Duncan died at the Dallas hospital Oct. 8. It’s not certain what kind of lab specimen the hospital worker may have handled. Ebola is transmitted through bodily fluids such as vomit, urine, saliva, sweat, feces, breast milk and semen. And it’s not clear what, if any, protective gear he or she was wearing at the time of contact.
As for the worker on the ship, the State Department said that at the time she boarded, CDC protocol called for “self-monitoring,” including daily temperature checks.
“It has been 19 days since the passenger may have processed” Duncan’s fluid samples, State Department spokeswoman Jen Psaki said in a statement early Friday morning. “The cruise line has actively supported CDC’s efforts to speak with the individual, whom the cruise ship’s medical doctor has monitored and confirmed was in good health. Following this examination, the hospital employee and traveling partner have voluntarily remained isolated in a cabin.”
On Thursday, Daniel Varga, the chief clinical officer for Texas Health Resources, which oversees Texas Health Presbyterian Hospital, said in a statement submitted to a congressional committee that, “Today, every person at Texas Health Dallas who has had contact with a known Ebola patient is under active monitoring for 21 days after their last contact with the patient.”
Reports from news outlets in Belize stated that the cruise ship Carnival Magic was offshore after the government of Belize learned that a U.S. hospital worker on board may have been exposed to Ebola and that the Belize Coast Guard was deployed to prevent the ship from going into port. The government there said the health-care professional “never set foot in Belize.”

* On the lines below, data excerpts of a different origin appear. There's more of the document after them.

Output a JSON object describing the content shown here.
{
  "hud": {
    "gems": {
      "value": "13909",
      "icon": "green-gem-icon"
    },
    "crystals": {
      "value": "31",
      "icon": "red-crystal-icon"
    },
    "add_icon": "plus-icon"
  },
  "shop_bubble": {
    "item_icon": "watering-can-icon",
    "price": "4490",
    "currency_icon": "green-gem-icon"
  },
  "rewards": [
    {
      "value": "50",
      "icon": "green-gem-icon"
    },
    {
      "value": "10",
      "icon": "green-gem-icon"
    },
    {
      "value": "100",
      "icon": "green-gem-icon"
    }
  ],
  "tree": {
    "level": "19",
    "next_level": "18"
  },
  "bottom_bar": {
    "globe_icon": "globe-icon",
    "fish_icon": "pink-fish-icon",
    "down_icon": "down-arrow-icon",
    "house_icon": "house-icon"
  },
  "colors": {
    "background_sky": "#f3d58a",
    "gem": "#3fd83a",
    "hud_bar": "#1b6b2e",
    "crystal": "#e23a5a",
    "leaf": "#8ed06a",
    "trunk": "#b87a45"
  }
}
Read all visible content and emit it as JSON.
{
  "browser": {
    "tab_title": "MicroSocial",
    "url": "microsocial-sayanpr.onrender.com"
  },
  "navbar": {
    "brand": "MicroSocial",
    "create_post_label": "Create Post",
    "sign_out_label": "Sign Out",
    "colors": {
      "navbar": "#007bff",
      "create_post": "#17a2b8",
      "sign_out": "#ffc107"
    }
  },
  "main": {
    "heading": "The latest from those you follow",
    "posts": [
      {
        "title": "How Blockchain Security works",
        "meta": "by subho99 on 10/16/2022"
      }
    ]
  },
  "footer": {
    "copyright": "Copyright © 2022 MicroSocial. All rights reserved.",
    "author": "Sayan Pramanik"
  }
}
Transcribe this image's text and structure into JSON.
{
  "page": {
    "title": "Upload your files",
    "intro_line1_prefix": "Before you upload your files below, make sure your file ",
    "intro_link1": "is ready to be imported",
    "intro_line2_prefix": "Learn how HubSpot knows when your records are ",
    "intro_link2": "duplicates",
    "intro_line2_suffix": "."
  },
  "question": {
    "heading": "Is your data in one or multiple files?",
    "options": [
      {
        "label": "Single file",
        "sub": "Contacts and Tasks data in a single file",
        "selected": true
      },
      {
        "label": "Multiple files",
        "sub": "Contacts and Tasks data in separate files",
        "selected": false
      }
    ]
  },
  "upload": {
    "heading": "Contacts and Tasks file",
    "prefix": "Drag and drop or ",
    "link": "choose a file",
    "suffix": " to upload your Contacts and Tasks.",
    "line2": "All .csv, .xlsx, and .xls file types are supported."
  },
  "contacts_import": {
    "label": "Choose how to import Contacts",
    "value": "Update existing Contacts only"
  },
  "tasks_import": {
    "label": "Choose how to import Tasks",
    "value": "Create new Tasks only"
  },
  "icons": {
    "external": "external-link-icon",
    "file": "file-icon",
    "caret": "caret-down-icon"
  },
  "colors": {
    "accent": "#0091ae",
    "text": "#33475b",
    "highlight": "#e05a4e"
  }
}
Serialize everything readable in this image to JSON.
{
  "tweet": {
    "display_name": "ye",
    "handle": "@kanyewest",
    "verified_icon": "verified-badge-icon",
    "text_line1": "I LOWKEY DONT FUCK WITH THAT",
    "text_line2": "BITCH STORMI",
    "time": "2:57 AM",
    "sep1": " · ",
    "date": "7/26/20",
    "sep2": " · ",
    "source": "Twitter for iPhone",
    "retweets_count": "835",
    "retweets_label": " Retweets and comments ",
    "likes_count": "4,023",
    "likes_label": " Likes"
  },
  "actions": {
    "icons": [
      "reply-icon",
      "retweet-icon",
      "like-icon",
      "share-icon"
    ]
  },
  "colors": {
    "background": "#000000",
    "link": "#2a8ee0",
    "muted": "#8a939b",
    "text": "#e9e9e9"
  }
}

A Carnival spokeswoman, however, said the ship made its scheduled visit to Belize Thursday. “Passengers were free to disembark there for the day other than the guest and her traveling companion who are in voluntary isolation,” she said.
In its own statement Thursday, the government of Belize said it “was contacted today by officers of the U.S. Government and made aware of a cruise ship passenger considered of very low risk for Ebola. … Nonetheless, out of an abundance of caution, the Government of Belize decided not to facilitate a U.S. request for assistance in evacuating the passenger through the Phillip Goldson International Airport.”
While the Carnival Magic didn’t dock in Mexico, some passengers aboard are still trying to enjoy their vacations, as shown by tweets from Eric Lupher, a reporter with Denver ABC affiliate KMGH who is also aboard the ship:
#ebola scare on my vacay. Still a party on the ship though we weren’t allowed to get off in Cozumel.